Saudi Arabia and Yemen (NASA, December 1993) This south-southwest-looking
photograph shows the southwestern Arabian Peninsula, the Gulf of Aden, the Red
Sea, northern Somalia, the Afar Triangle and the Great Rift Valley of Ethiopia.
The southwestern Arabian Peninsula, most of which is in Yemen, has a narrow
coastal plain (Tihamah) along the Red Sea about 30 to 80 km wide, interior
highlands, and mountains that descend to a great sandy desert. The coastal plain
is hot and virtually rainless with high humidity, alluvium and talus carried
down from the highlands, and little vegetation cover.

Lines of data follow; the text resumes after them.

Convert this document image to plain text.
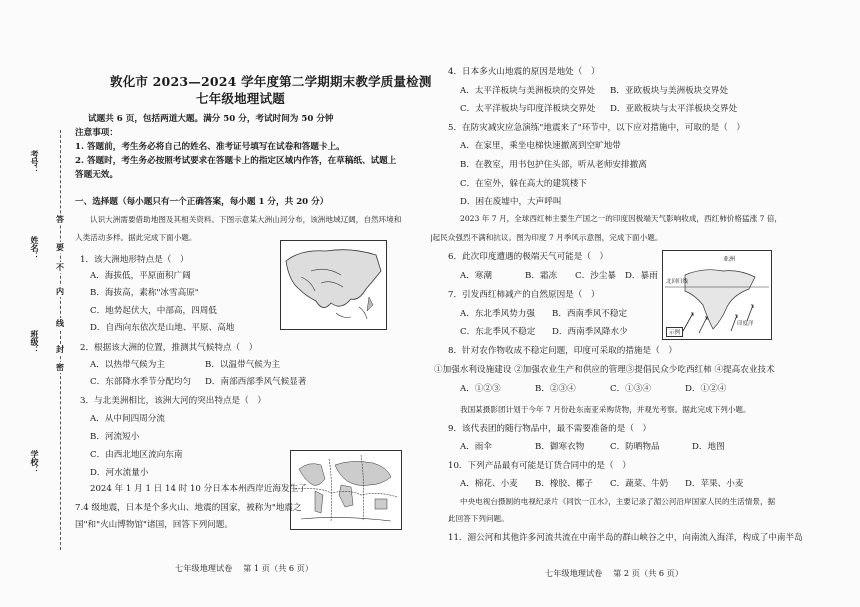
考号：
姓名：
班级：
学校：
答
要
不
内
线
封
密
敦化市 2023—2024 学年度第二学期期末教学质量检测
七年级地理试题
试题共 6 页，包括两道大题。满分 50 分，考试时间为 50 分钟
注意事项：
1. 答题前，考生务必将自己的姓名、准考证号填写在试卷和答题卡上。
2. 答题时，考生务必按照考试要求在答题卡上的指定区域内作答，在草稿纸、试题上
答题无效。
一、选择题（每小题只有一个正确答案，每小题 1 分，共 20 分）
认识大洲需要借助地图及其相关资料。下图示意某大洲山河分布，该洲地域辽阔，自然环境和
人类活动多样。据此完成下面小题。
1．该大洲地形特点是（　）
A．海拔低，平原面积广阔
B．海拔高，素称"冰雪高原"
C．地势起伏大，中部高，四周低
D．自西向东依次是山地、平原、高地
2．根据该大洲的位置，推测其气候特点（　）
A．以热带气候为主	B．以温带气候为主
C．东部降水季节分配均匀 D．南部西部季风气候显著
3．与北美洲相比，该洲大河的突出特点是（　）
A．从中间四周分流
B．河流短小
C．由西北地区流向东南
D．河水流量小
2024 年 1 月 1 日 14 时 10 分日本本州西岸近海发生了
7.4 级地震，日本是个多火山、地震的国家，被称为"地震之
国"和"火山博物馆"诸国，回答下列问题。
七年级地理试卷　 第 1 页（共 6 页）
4．日本多火山地震的原因是地处（　）
A．太平洋板块与美洲板块的交界处 B．亚欧板块与美洲板块交界处
C．太平洋板块与印度洋板块交界处 D．亚欧板块与太平洋板块交界处
5．在防灾减灾应急演练"地震来了"环节中，以下应对措施中，可取的是（　）
A．在家里，乘坐电梯快速撤离到空旷地带
B．在教室，用书包护住头部，听从老师安排撤离
C．在室外，躲在高大的建筑楼下
D．困在废墟中，大声呼叫
2023 年 7 月，全球西红柿主要生产国之一的印度因极端天气影响收成，西红柿价格猛涨 7 倍，
|起民众强烈不满和抗议。图为印度 7 月季风示意图，完成下面小题。
6．此次印度遭遇的极端天气可能是（　）
A．寒潮	B．霜冻 C．沙尘暴 D．暴雨
7．引发西红柿减产的自然原因是（　）
A．东北季风势力强 B．西南季风不稳定
C．东北季风不稳定 D．西南季风降水少
亚洲
北回归线
印度洋
示例
8．针对农作物收成不稳定问题，印度可采取的措施是（　）
①加强水利设施建设 ②加强农业生产和供应的管理③提倡民众少吃西红柿 ④提高农业技术
A．①②③	B．②③④	C．①③④	D．①②④
我国某摄影团计划于今年 7 月份赴东南亚采购货物，并观光考察。据此完成下列小题。
9．该代表团的随行物品中，最不需要准备的是（　）
A．雨伞	B．御寒衣物	C．防晒物品	D．地图
10．下列产品最有可能是订货合同中的是（　）
A．棉花、小麦 B．橡胶、椰子 C．蔬菜、牛奶 D．苹果、小麦
中央电视台摄制的电视纪录片《同饮一江水》，主要记录了湄公河沿岸国家人民的生活情景，据
此回答下列问题。
11．湄公河和其他许多河流共流在中南半岛的群山峡谷之中，向南流入海洋，构成了中南半岛
七年级地理试卷　 第 2 页（共 6 页）
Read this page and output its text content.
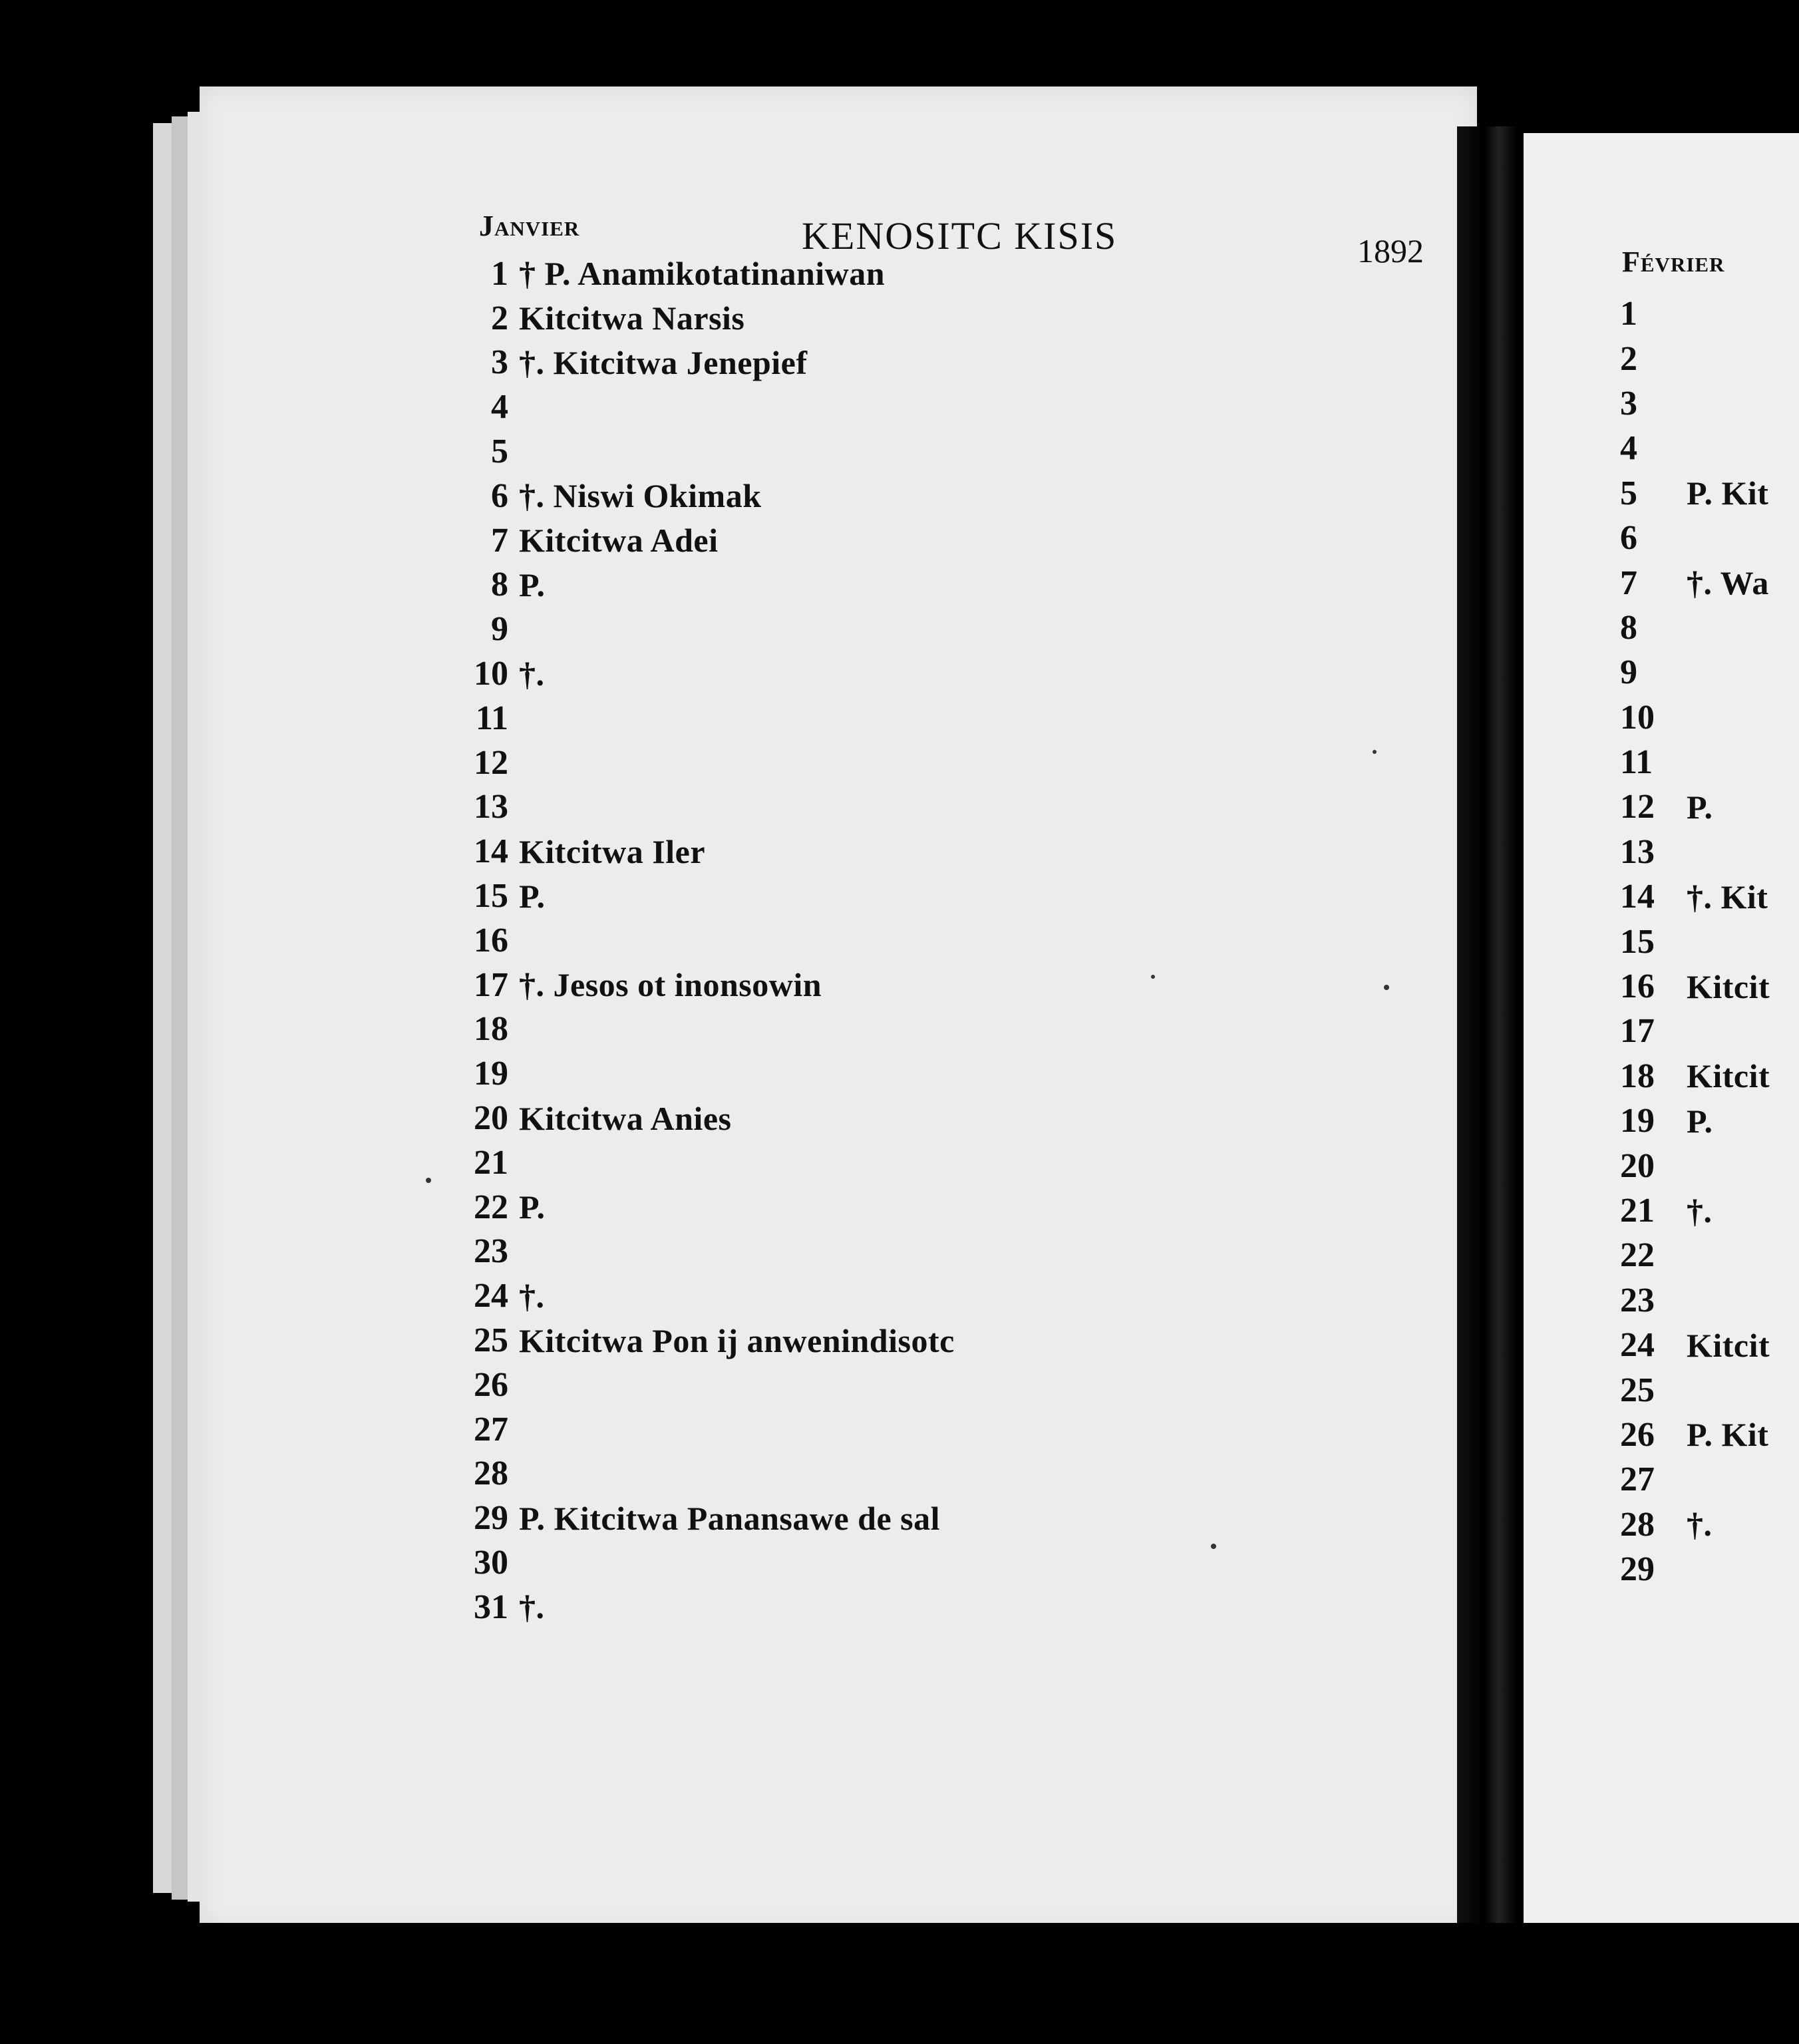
Janvier	KENOSITC KISIS	1892	Février
1 † P. Anamikotatinaniwan
2 Kitcitwa Narsis
3 †. Kitcitwa Jenepief
4
5
6 †. Niswi Okimak
7 Kitcitwa Adei
8 P.
9
10 †.
11
12
13
14 Kitcitwa Iler
15 P.
16
17 †. Jesos ot inonsowin
18
19
20 Kitcitwa Anies
21
22 P.
23
24 †.
25 Kitcitwa Pon ij anwenindisotc
26
27
28
29 P. Kitcitwa Panansawe de sal
30
31 †.
1
2
3
4
5	P. Kit
6
7	†. Wa
8
9
10
11
12 P.
13
14 †. Kit
15
16 Kitcit
17
18 Kitcit
19 P.
20
21 †.
22
23
24 Kitcit
25
26 P. Kit
27
28 †.
29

The interior highlands, a
section of the uplifted Arabian Plateau rising more than 660 meters, annually
receive an average of 50 cm of precipitation, most falling between the months of
June and September. This area is the wettest part of the Arabian Peninsula with
numerous valleys and watercourses. Wadi Hadhramaut (east of center) is the
largest. The upper and middle highlands, Yemen’s best farmlands, have alluvial
soils and moisture from intermittent streams; the lower portions are uninhabited
and extremely dry. The eastern and northern highlands, which are in the rain
shadow, slope down into the great sandy expanse of the reddish southwestern Rub’
al Khali Desert with parallel northeast-southwest trending sand dunes. West and
southwest of the Arabian Peninsula and the Red Sea is the Danakil Depression,
part of the Great African Rift Valley; south of the peninsula, scattered clouds
cover portions of the Gulf of Aden and the coastal ranges of northern Somalia.